It's my turn to post and I don’t have a story to write, unless you count my suddenly, after thirty-two happy years of marriage, batching it.
Our dear elderly friend has been battling cancer for several years, and my wife, Ellie, and I are her primary non-medical care-givers. Ellie is “hands on;” I have been in the background. Ellie had, perhaps a dozen times in the last few years, stayed overnight with her in the course of helping her with this fight. The first few once-weekly chemo treatments; in case of a bad reaction overnight. Occasionally when they had to be at an appointment early in the morning; for logistical reasons it is much easier to start from her place than from ours. Her first few daily radiation treatments. More recently her energy has nose-dived and Ellie has needed to be there as much for emotional support as for actual physical aid and comfort. These were short-term; although I missed Ellie's companionship and lying next to her overnight, I supported her doing this.
On the Sunday before Christmas, completely unaware of the implication of my suggestion, I said to Ellie, who had come home from our friend’s and was intending to stay the night, that I think she should return, “as we agreed she needs help managing her meds.” She had, indeed, shown signs of overdose the prior week and clearly needed help if she needed to take the same med more than twice a day … which she did need to do. Ellie returned, realized her help was badly needed, thanked me for suggesting she return, and hasn’t slept in our bed since; it’s coming up on five weeks.
Ellie and I have lived together our entire thirty-two married years, rarely had been in different locations overnight and now she’s gone. At first I thought this an adventure. Not as in, “wow, is this going to be fun,” but as in “life will be different for a while, I wonder how I’ll experience it!” I looked forward to finding out.
I sure found out. She left just before the Christmas Holidays, and I joined them for the holidays. They spoiled me by sending me home with lots of leftovers. Meatballs; soup; bread; sausage; pie; chili; dip; crackers. As time went on and I finished off the leftovers, I realized that if I were to eat, I’d have to shop for groceries; and put them away. I’d have to make a list.

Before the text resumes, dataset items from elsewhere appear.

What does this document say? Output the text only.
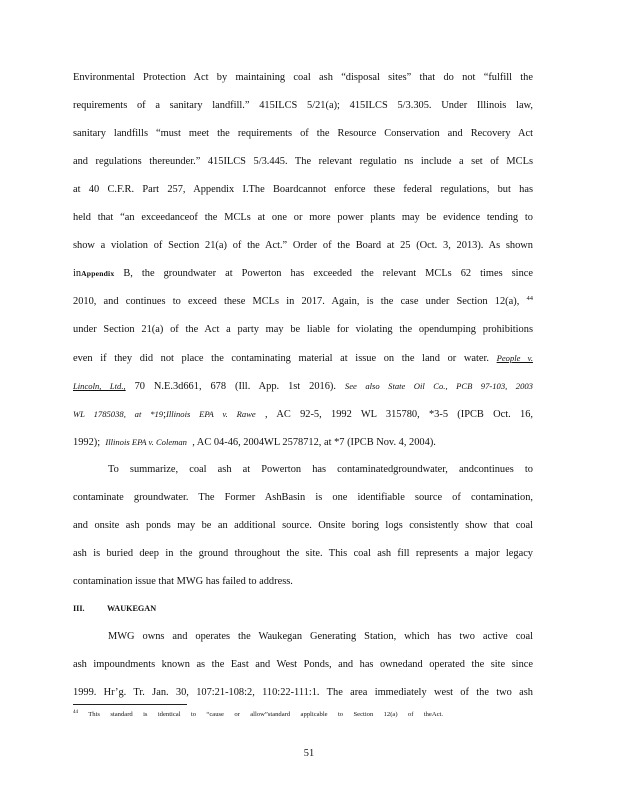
Environmental Protection Act by maintaining coal ash “disposal sites” that do not “fulfill the
requirements of a sanitary landfill.” 415ILCS 5/21(a); 415ILCS 5/3.305. Under Illinois law,
sanitary landfills “must meet the requirements of the Resource Conservation and Recovery Act
and regulations thereunder.” 415ILCS 5/3.445. The relevant regulatio ns include a set of MCLs
at 40 C.F.R. Part 257, Appendix I.The Boardcannot enforce these federal regulations, but has
held that “an exceedanceof the MCLs at one or more power plants may be evidence tending to
show a violation of Section 21(a) of the Act.” Order of the Board at 25 (Oct. 3, 2013). As shown
inAppendix B, the groundwater at Powerton has exceeded the relevant MCLs 62 times since
2010, and continues to exceed these MCLs in 2017. Again, is the case under Section 12(a), $^{44}$
under Section 21(a) of the Act a party may be liable for violating the opendumping prohibitions
even if they did not place the contaminating material at issue on the land or water. People v.
Lincoln, Ltd., 70 N.E.3d661, 678 (Ill. App. 1st 2016). See also State Oil Co., PCB 97-103, 2003
WL 1785038, at *19;Illinois EPA v. Rawe , AC 92-5, 1992 WL 315780, *3-5 (IPCB Oct. 16,
1992); Illinois EPA v. Coleman , AC 04-46, 2004WL 2578712, at *7 (IPCB Nov. 4, 2004).
To summarize, coal ash at Powerton has contaminatedgroundwater, andcontinues to
contaminate groundwater. The Former AshBasin is one identifiable source of contamination,
and onsite ash ponds may be an additional source. Onsite boring logs consistently show that coal
ash is buried deep in the ground throughout the site. This coal ash fill represents a major legacy
contamination issue that MWG has failed to address.
III.	WAUKEGAN
MWG owns and operates the Waukegan Generating Station, which has two active coal
ash impoundments known as the East and West Ponds, and has ownedand operated the site since
1999. Hr’g. Tr. Jan. 30, 107:21-108:2, 110:22-111:1. The area immediately west of the two ash
$^{44}$ This standard is identical to “cause or allow”standard applicable to Section 12(a) of theAct.
51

Other findings: if I wanted clean dishes, I’d have to wash them. Same for clean clothes. I’d have to reprise my role as bill-payer. If I wanted to see the top of the dining room table, I’d have to do a better than half-baked job of sorting the mail that had been piling up. In short, I needed to consciously care for the environment in which I was living.
As the time lengthened, I realized I was no longer learning how I’d experience Ellie’s absence, I was actually experiencing it. I learned, without reservation, that I prefer sharing our house with my spouse. But our friend is battling cancer, she both needs and welcomes Ellie’s on-going presence, and I am more than willing to batch it, even for the long haul, if that helps. She is my friend, too.
What started as a short term adventure had become a long-term accommodation and I noticed a change in my experience of it. I spoke with Ellie about this; she, too, felt the change as we segued to a long term commitment.